Even the logistics of making payments will be a hurdle for newer borrowers, said Rachel Rotunda, director of government relations at National Association of Student Financial Aid Administrators. They’ll need to find out who their loan servicers are, choose a repayment plan and learn to navigate the payment system.

“The volume of borrowers going back on the system at the same time — this has never happened before,” Rotunda said. “It’s fair to say it’s going to be bumpy.”

The Education Department has promised to make the restart of payments as smooth as possible. In a statement, the agency said it will continue to push for Biden’s debt cancellation as a way to reduce borrowers’ debt load and ease the transition.

For Beka Favela, 30, the payment pause provided independence. She earned a master’s in counseling last year, and her job as a therapist allowed her to move out of her parents’ house.

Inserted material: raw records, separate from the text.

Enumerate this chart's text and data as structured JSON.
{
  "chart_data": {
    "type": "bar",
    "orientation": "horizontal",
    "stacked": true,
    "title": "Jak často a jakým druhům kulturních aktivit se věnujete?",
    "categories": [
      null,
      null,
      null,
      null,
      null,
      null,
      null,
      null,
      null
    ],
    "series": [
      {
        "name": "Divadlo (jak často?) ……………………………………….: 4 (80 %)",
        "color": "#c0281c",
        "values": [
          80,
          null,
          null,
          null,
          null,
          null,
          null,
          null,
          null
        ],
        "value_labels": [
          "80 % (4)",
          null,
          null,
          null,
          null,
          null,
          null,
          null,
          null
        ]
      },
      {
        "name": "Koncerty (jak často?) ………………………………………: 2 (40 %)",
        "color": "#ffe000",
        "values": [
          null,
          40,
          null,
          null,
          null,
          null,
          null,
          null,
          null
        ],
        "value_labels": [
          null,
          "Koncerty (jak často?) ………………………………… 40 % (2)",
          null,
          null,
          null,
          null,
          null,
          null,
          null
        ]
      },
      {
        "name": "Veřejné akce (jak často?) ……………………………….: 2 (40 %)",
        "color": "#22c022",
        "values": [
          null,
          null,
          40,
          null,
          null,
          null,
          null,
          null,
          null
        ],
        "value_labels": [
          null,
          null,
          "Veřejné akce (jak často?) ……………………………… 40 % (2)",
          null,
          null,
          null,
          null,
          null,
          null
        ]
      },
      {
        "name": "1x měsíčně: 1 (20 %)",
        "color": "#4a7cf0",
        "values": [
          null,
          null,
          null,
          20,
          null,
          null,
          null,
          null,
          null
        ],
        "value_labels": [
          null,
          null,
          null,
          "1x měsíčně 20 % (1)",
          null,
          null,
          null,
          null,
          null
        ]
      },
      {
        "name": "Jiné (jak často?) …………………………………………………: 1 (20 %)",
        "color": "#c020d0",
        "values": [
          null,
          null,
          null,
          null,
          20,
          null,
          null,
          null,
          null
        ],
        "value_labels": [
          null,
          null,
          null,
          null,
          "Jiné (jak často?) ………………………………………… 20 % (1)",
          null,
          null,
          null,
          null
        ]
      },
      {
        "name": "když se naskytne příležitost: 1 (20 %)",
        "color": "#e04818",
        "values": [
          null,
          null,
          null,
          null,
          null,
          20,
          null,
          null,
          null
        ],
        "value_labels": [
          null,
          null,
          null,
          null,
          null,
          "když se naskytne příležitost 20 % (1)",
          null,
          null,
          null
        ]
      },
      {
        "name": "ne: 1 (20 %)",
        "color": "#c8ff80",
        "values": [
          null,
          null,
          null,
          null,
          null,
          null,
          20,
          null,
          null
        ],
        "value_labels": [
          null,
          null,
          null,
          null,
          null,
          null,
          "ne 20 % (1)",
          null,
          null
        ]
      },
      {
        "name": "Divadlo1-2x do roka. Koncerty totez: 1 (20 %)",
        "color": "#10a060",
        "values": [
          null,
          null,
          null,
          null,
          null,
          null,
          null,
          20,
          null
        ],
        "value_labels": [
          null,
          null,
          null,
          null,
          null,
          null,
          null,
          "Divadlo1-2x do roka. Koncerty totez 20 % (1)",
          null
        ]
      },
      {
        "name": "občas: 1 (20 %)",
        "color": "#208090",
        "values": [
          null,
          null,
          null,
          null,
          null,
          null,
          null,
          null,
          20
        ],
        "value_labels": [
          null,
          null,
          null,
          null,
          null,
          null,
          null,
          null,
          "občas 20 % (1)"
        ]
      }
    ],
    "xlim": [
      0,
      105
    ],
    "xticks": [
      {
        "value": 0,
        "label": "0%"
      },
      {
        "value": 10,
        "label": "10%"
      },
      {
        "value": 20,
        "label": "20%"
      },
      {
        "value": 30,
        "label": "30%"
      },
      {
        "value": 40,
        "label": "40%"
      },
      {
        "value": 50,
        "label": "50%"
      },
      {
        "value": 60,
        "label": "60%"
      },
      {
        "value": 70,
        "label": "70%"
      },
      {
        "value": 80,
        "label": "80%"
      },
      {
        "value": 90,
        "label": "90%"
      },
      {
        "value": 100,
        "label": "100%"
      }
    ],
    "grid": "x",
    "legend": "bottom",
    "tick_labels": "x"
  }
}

Without making payments on her $80,000 in student loans, she started saving. She bought furniture. She chipped away at credit card debt. But once the pause ends, she expects to pay about $500 a month. It will consume most of her disposable income, leaving little for surprise costs. If finances get tighter, she wonders if she’ll have to move back home.

“I don’t want to feel like I’m regressing in order to make ends meet,” said Favela, of Westmont, Illinois. “I just want to keep moving forward. I’m worried, is that going to be possible?”

By Collin Binkley, AP Education Writer. AP Economics Writer Paul Wiseman contributed to this report.